Пиво оказалось хорошим, свежим.

– Сегодня подвезли, – подтвердил заправщик, уловив довольный блеск в глазах Джона. – Тебе повезло, парень! Впрочем, у нас и консервированное неплохое. Возьмешь пару банок?

Джон покачал головой. Конечно, пара банок не помешала бы, но финансы… Ничего, ближе к побережью пиво подешевеет. Там и купим.

Заправщик переключил рычаги, пошла сэндвичевая масса. Тоже вполне приличного качества. Во всяком случае, за выхлоп можно не беспокоиться: экологическая полиция не придерётся.

Джон глотал массу, жалея, что не может осуществлять жевательные движения: он не вполне отвык от прежнего способа питания и челюсти двигались непроизвольно. Хотя многие считали жевание атавизмом, Джон любил при случае чего-нибудь пожевать. Пусть и простые орешки.

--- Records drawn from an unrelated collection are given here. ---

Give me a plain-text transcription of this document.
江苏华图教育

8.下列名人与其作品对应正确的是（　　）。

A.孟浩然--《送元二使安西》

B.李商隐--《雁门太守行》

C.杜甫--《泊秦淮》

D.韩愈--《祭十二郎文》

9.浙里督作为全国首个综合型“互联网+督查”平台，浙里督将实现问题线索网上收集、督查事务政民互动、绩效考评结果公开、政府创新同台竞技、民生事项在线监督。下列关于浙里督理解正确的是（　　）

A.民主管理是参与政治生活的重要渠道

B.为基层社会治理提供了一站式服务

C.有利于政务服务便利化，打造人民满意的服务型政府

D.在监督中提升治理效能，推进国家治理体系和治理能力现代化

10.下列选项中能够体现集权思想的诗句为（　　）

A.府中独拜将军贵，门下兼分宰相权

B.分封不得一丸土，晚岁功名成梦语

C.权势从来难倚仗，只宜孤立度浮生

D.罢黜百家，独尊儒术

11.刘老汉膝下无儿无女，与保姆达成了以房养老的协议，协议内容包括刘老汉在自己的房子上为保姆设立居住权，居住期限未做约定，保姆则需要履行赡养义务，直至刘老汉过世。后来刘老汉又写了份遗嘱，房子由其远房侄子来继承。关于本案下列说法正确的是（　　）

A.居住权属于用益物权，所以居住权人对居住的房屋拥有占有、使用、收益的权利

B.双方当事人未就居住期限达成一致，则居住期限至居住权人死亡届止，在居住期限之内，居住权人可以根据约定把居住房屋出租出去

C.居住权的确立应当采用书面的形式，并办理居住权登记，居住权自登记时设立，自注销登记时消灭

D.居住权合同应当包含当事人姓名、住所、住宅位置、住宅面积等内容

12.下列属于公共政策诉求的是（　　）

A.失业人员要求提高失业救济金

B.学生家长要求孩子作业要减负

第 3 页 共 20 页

– С тебя три шестьдесят, – заправщик собрал шланги. – Что-нибудь ещё?

– Нет, спасибо. Спешу.

Джон рассчитался и выскочил на основное шоссе. Впереди – около пятисот километров пути. Если бы не птицы, пачкающие полировку, можно было мчаться, наслаждаясь окружающим: все индикаторы показывали норму… Кроме одного. Но этим займёмся позже, когда отыщется мастерская.

Две тенденции – всеобщей автомобилизации и перманентного сокращения размеров автомобиля – наконец-то соединились. Не обошлось и без помощи компьютерной техники и нанотехнологии: вживлённые чипы и датчики взяли на себя контроль действия всех систем человеческого организма, а чудеса генной инженерии позволили довести тело до подлинного совершенства. У человека больше не было необходимости покупать автомобиль. Он сам стал автомобилем! Главное, практически не пришлось переделывать сеть автосервиса: топливозаправочные станции и закусочные слились воедино. Так, что перехода никто и не заметил. Исчезла масса проблем: парковки, запасных частей, автомобильных кладбищ и изношенных шин.

Правда, появилось ряд новых, и одну из них Джону предстояло решить в ближайшее время.

Он мчался по шоссе, а глаза его продолжали выискивать шиноремонтную мастерскую: он проколол пятку, и нога сдувалась.

Немножко отдохнуть

Откинув в сторону медвежью шкуру, Уу-Ых встал под закопчённый свод пещеры. От кострища тянуло едва ощутимым теплом: там, под слоем пепла, ещё сохранились тлеющие угольки.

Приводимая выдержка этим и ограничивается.